Amélie Bonnin maakt haar langspeeldebuut (waarmee ze ook meteen het prestigieuze filmfestival van Cannes mocht openen in 2025) met een tragikomedie over een vrouw (Juliette Armanet) die jaren geleden haar provinciale geboortedorp in de Loire-streek verliet, carrière maakte als chef-kok in Parijs – waar anders – en door een familiaal euvel zich genoodzaakt ziet langer dan voorzien opnieuw te verblijven in de streek waar ze opgroeide. Uiteraard zal dat haar leven veranderen.
Laat ons heel eerlijk zijn, als een dergelijk scenario als titel Sweet Home Alabama heeft en Reese Witherspoon in de hoofdrol, dan noemen we het clichématig Hollywoodvoer. Als het gedraaid is in Frankrijk en opgezet als een kleinere productie, dan is het plots artistiek verantwoord. Het is pas door dat soort vakjesdenken van de hand te wijzen, dat het mogelijk is een film als Partir un Jour op zijn werkelijke merites te beoordelen. En wie alles aan de kant schuift, kan alleen maar vaststellen dat dit een absolute miskleun is: geïllustreerde tekst die zichzelf krampachtig een kunstzinnig kantje wil aanmeten.

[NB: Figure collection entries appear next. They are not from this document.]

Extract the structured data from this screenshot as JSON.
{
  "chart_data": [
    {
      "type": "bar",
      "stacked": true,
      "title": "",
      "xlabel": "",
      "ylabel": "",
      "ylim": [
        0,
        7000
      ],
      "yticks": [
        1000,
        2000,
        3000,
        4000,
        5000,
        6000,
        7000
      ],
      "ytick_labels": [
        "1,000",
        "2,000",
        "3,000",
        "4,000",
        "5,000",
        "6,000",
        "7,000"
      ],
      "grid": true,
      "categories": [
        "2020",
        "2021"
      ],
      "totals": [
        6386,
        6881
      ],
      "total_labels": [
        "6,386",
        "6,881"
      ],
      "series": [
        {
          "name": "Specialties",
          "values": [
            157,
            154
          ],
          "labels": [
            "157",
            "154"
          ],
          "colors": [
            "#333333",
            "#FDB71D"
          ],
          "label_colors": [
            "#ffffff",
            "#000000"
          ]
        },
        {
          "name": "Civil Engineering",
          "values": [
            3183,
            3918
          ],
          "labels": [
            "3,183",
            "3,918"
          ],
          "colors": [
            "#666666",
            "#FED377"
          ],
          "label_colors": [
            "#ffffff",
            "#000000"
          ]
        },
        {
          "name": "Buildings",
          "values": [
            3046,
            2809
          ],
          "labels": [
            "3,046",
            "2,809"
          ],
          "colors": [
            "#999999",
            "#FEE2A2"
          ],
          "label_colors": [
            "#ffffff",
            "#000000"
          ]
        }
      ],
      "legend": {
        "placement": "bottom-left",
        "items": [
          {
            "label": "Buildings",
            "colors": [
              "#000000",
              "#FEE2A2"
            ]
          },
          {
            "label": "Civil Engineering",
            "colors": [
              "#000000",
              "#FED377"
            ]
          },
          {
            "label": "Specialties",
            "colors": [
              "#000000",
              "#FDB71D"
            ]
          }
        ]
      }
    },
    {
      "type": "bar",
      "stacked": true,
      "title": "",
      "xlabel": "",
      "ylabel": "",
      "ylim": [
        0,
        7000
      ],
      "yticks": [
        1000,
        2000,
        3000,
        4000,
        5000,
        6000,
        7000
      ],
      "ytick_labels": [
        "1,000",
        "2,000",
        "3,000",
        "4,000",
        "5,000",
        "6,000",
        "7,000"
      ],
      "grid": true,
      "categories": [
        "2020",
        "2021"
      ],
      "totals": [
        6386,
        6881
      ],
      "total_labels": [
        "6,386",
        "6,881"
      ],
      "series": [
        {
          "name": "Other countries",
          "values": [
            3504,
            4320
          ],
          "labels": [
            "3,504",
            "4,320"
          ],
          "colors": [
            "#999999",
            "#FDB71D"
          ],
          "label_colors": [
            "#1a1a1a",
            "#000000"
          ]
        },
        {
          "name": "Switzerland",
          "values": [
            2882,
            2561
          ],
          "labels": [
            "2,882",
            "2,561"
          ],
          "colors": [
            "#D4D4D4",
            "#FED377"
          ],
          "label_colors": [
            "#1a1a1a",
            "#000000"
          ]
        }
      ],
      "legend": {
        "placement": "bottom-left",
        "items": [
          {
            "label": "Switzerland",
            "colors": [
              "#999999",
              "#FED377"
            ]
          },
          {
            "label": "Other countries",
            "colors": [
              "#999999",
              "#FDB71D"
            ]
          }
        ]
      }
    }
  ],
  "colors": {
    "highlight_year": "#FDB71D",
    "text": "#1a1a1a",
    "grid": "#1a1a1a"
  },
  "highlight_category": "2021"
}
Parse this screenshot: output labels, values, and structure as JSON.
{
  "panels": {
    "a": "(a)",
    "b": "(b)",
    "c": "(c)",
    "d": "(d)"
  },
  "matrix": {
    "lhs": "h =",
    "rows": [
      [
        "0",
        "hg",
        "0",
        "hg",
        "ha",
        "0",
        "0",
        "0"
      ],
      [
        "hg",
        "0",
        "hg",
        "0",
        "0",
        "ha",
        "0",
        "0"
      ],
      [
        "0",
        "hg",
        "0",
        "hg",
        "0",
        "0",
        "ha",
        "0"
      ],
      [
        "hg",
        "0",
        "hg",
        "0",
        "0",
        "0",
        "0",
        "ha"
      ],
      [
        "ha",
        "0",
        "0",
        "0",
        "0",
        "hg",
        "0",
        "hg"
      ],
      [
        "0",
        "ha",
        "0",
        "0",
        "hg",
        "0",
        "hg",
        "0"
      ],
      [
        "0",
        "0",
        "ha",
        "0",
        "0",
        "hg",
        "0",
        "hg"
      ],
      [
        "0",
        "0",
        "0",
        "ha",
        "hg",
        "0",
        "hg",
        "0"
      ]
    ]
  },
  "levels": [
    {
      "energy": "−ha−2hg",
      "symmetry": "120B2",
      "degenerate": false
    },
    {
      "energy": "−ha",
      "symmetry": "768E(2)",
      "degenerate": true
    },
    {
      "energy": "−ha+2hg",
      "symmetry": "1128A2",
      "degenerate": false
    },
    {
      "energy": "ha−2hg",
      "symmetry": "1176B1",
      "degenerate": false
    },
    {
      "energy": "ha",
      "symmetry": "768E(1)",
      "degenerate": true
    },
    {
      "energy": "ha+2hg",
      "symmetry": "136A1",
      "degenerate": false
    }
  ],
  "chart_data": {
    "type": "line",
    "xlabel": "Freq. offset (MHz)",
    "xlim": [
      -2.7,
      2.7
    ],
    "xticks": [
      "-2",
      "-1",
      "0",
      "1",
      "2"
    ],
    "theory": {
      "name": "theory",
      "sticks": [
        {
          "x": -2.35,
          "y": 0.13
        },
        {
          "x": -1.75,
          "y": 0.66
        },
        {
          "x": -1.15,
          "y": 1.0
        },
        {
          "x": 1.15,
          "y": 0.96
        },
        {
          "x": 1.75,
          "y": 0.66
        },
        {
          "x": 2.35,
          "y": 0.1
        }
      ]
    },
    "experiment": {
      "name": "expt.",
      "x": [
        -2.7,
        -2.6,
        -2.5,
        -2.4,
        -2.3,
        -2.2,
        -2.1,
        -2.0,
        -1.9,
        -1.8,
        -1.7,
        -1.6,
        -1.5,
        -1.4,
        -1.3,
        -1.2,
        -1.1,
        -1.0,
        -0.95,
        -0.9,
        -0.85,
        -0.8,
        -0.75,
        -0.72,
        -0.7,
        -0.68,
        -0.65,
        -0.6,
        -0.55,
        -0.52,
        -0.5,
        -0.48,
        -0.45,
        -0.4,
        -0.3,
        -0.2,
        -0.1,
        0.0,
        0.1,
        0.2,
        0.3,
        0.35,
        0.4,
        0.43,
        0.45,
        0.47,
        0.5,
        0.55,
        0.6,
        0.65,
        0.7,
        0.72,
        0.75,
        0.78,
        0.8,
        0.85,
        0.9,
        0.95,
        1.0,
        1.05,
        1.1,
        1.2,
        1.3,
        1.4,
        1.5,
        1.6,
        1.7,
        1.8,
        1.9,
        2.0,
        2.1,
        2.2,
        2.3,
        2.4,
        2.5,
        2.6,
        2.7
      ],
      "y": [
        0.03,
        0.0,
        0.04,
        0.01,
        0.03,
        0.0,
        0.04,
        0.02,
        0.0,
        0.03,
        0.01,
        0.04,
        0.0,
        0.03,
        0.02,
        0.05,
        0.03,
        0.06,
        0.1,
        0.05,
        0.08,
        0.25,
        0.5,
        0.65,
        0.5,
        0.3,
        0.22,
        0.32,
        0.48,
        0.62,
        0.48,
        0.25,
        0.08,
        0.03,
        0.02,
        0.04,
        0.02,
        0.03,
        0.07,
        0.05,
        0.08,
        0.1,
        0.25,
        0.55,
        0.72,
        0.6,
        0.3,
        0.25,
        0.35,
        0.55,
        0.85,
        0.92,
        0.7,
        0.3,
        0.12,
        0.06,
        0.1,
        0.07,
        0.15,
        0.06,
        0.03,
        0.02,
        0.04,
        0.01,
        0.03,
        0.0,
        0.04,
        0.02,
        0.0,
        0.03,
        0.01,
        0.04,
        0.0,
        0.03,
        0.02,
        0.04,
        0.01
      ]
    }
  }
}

Partir un Jour neemt immers geen genoegen met te zijn wat het is … een simpel verhaaltje dat zich op zijn best had kunnen lenen tot nostalgische beeldjes en misschien een paar geïnspireerde visuele invallen. Helaas dachten de makers dat het een goed idee was om de personages zelfbewust in zang te laten uitbarsten doorheen populaire deuntjes die uiteraard een reflectie zijn op de gebeurtenissen … een soort Bollywood du Pauvre, zeg maar. En dus krijgen we Stromae’s “Alors on danse”, Yannicks “Ces soirées-la” en alles daartussenin opgediend, om toch maar de illusie te geven dat we aan het kijken zijn naar een soort auteurscinema. Het resultaat is pretentieus en stomvervelend en voelt vooral aan als bijzonder leeg. Als cinema heeft Partir un Jour immers helemaal niks te bieden. Compositie, opbouw, ritme, kleur, beweging, licht … alle elementen die van het medium film echt film maken, zijn conventioneel, flets en ronduit ondermaats.
Er kan al eens een glimlach af hier en daar, maar dat is dan ook het enige soelaas in een film die start met flauw en voorspelbaar materiaal en er vervolgens echt niet in slaagt om het enige te doen dat nodig is om dat materiaal boven zichzelf uit te tillen: het sublimeren doorheen een esthetische visie. Cannes opent – zoals veel festivals – graag met oud of nieuw talent van eigen bodem, maar Amélie Bonnin lijkt toch een klein beetje te veel eer gekregen te hebben voor deze vreselijke prent.